46 thoughts on “Obituaries

  1. Player(s) from each team offer recommendations for binge-watching.

    From the Dodgers, Will Smith:

    Ozark, The Sinner, Little Fires Everywhere: Ozark is a thrilling crime drama series starring Jason Bateman, whose character relocates his family after a money-laundering scheme takes a turn for the worse. The Sinner, meanwhile, is a suspenseful crime drama that follows detective Harry Ambrose as he works through mysterious cases. As for Little Fires Everywhere, the miniseries drama — based on the book by the same title — stars Reese Witherspoon and Kerry Washington.

    • I watched part of one episode of Ozark, may retry it. I’ll enthusiastically recommend Money Heist and Peaky Blinders, but will also add Broadchurch, Bloodline, Border Town and Deadwind (both Finnish), Babylon Berlin, Occupied (Norwegian), Hinterland, all on Netflix. MHZChoice has lots of good Scandi-Noir (I think you can get a free week’s trial), while BritBox has Shetland, New Blood and others.

      • Broadchurch is great, and much better than the version they did over here (Gracepoint). I also liked Hinterland a lot. My binges so far have been The Expanse, Star Trek – Picard, and an Australian show called Sea Patrol, and I liked all of them, and especially recommend The Expanse.

        Another show which lovers of British mysteries might like is The Brokenwood Mysteries, which is actually from New Zealand. It’s sort of like if Columbo lived in the Kiwi version of Cabot Cove, and the neat thing is that most of the walk on roles are recurring, so someone you meet in series 1 may end up a victim in series 4 (or the murderer). It’s a lot of fun. It can be found on Acorn, along with a lot of other British and Commonwealth shows.

        • I’ve watched most of Brokenwood. Acorn has some good foreign-language programs, including the Dutch Schouwendam 12, which is really complex, and the Scandi-noir Black Widows (in the truly black humor category).

  2. Well now, this is interesting: MLB players and team employees will be participating in a coronavirus antibody study.

    The study, which is being run by Stanford University, USC and the Sports Medicine Research and Testing Laboratory (SMRTL), will use test kits that draw blood via pinprick and offer results within 10 minutes. The test will detect the prevalence of IgM, an antibody produced relatively early in those who have been infected with COVID-19, and IgG, a second form that doctors said lasts long after the infection happens. A positive test would confirm a person did in fact contract coronavirus, even if he or she was asymptomatic.

  3. “Some local officials in California have suggested ongoing restrictions lasting toward the end of the year. The top administrator for Santa Clara County — home to the San Francisco 49ers, San Jose Sharks and Stanford University — said at a meeting of the Board of Supervisors last Tuesday that he suspected sports games wouldn’t be held until Thanksgiving at the earliest.”
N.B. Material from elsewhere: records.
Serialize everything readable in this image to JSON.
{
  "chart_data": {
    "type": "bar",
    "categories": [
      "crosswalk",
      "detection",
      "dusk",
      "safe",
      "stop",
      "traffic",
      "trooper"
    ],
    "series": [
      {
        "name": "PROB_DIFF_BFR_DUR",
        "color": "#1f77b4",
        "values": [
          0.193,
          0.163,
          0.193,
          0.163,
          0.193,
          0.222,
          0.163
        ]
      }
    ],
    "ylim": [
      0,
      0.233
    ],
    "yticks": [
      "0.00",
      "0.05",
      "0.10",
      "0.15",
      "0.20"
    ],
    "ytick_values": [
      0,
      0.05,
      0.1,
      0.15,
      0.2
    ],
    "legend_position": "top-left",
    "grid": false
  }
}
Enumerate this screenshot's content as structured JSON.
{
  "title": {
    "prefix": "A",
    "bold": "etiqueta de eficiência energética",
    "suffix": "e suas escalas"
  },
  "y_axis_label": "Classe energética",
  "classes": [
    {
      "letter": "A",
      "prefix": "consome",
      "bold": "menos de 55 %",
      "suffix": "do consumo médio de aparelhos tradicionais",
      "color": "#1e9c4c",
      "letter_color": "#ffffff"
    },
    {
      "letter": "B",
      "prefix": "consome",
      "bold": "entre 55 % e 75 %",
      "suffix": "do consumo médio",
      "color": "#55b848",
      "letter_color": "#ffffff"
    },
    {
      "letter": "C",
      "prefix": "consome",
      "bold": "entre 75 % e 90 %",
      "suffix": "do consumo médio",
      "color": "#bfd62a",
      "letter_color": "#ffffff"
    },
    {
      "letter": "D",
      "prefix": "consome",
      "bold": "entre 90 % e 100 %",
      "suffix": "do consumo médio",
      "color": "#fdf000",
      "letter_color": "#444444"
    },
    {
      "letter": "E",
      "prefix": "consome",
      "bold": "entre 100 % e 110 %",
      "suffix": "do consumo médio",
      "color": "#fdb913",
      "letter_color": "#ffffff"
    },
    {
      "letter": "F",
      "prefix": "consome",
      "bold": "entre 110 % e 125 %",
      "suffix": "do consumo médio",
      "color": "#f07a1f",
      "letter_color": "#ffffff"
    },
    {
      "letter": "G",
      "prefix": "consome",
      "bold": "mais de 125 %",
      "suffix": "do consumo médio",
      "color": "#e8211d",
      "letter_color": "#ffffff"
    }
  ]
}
  4. Just found out I’ll need ankle replacement surgery. Better than hip replacement, I guess.

      • I’d never heard of it either, but it sounds pretty routine. It won’t be until at least July, under current circumstances. Recovery time is about six to eight weeks.

  5. Really enjoying Joe Posnanski doing write ups on the 100 greatest baseball players for the Athletic. He is also doing a weekly write up on “favorite” ballplayers. A real treat.

  6. Jerry Reuss answers fan questions in today’s edition of Dodgers Dugout from the LA Times.